Belajar dari Gaya Kepemimpinan Kaisar Akihito

Tim, CNN Indonesia | Rabu, 01/05/2019 21:21 WIB
Belajar dari Gaya Kepemimpinan Kaisar Akihito Akihito telah memutuskan turun takhta dari Kekaisaran Jepang. (REUTERS/Toru Hanai)
Jakarta, CNN Indonesia -- Jepang menggelar upacara pengunduran diri Kaisar Akihito yang berlangsung, Selasa (30/4). Setelah dua abad kekaisaran Jepang, itu merupakan kali pertama seorang kaisar turun takhta.

Kaisar Akihito yang berusia 85 tahun menyerahkan takhta kepada anaknya, Putra Mahkota Naruhito.
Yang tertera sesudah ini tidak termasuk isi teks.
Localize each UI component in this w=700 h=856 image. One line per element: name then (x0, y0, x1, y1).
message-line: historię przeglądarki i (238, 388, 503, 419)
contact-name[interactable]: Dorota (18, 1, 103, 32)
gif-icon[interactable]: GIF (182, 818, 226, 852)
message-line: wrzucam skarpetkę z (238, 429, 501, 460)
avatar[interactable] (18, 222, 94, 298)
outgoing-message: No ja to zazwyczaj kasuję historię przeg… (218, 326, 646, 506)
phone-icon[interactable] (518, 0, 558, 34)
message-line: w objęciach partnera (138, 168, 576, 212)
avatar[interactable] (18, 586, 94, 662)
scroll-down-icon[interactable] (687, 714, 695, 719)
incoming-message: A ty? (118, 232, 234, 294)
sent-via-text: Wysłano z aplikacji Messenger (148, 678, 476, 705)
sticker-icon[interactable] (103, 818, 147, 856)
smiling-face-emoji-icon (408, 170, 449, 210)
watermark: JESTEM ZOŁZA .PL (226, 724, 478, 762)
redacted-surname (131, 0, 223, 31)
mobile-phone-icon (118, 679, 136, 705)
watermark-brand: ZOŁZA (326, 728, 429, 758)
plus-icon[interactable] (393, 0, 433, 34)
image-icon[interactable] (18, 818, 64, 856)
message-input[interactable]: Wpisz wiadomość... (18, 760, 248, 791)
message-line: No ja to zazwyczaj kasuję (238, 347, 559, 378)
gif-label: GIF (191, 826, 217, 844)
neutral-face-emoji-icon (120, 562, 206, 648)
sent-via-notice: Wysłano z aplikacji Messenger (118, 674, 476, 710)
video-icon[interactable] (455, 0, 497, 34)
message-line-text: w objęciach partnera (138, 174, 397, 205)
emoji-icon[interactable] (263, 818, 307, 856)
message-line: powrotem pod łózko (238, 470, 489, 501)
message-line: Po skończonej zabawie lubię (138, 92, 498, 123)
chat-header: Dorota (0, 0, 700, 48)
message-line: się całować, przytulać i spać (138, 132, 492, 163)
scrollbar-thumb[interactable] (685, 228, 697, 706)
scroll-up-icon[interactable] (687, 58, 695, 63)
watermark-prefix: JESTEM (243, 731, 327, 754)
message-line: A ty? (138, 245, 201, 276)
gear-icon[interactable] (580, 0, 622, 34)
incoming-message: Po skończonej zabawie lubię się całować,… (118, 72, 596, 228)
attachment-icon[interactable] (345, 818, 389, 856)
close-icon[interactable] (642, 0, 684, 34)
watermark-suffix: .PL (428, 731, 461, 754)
Selama 28 tahun menjadi kaisar Jepang, Akihito dianggap sebagai pemimpin yang dapat dijadikan panutan.

Gaya kepemimpinan Akihito dinilai dapat diterapkan di semua tipe organisasi, mulai dari nirlaba, bisnis, hingga lembaga keagamaan. Akihito dianggap juga bisa jadi contoh dalam menangani masalah rumit seperti suksesi lintas generasi.



Berbeda dari kaisar sebelumnya yang naik takhta karena kematian pendahulunya--termasuk saat Akihito menjadi Kaisar karena menggantikan ayahnya yang meninggal dunia pada 1989--Akihito justru menyerahkan tongkat estafet kepada anaknya saat masih hidup. Padahal, Akihito punya kesempatan menjadi kaisar seumur hidupnya sampai mengembuskan napas terakhir.

Akihito mencerminkan sikap yang tidak mementingkan diri sendiri, rendah hati, dan visioner. Sikap-sikap ini mesti dimiliki oleh pemimpin untuk membangun organisasi mereka.

Dikutip dari Insiders, Akihito dianggap berbeda karena banyak pemimpin di dunia yang menolak pensiun karena sejumlah alasan. Akihito mendobrak peraturan di Jepang yang menyatakan bahwa seorang kaisar melayani sampai mati dan tidak ada ketentuan untuk turun takhta.

Dengan menyerahkan kekuasaan kepada anaknya, Akihito dapat melihat tanggung jawab anaknya dalam memimpin Jepang. Akihito disebut bakal menjadi mentor dan penasihat untuk anaknya, Naruhito yang menjadi kaisar.

Secara tersirat, Akihito juga dianggap percaya dengan kemampuan anaknya sebagai penggantinya. Pasalnya, karena masih hidup, kinerja putranya tentu akan dibandingkan langsung dengan dirinya. Akademisi Jepang menggambarkan Pangeran Naruhito sebagai orang yang memiliki kepribadian dan prioritas untuk melanjutkan kekuasaan.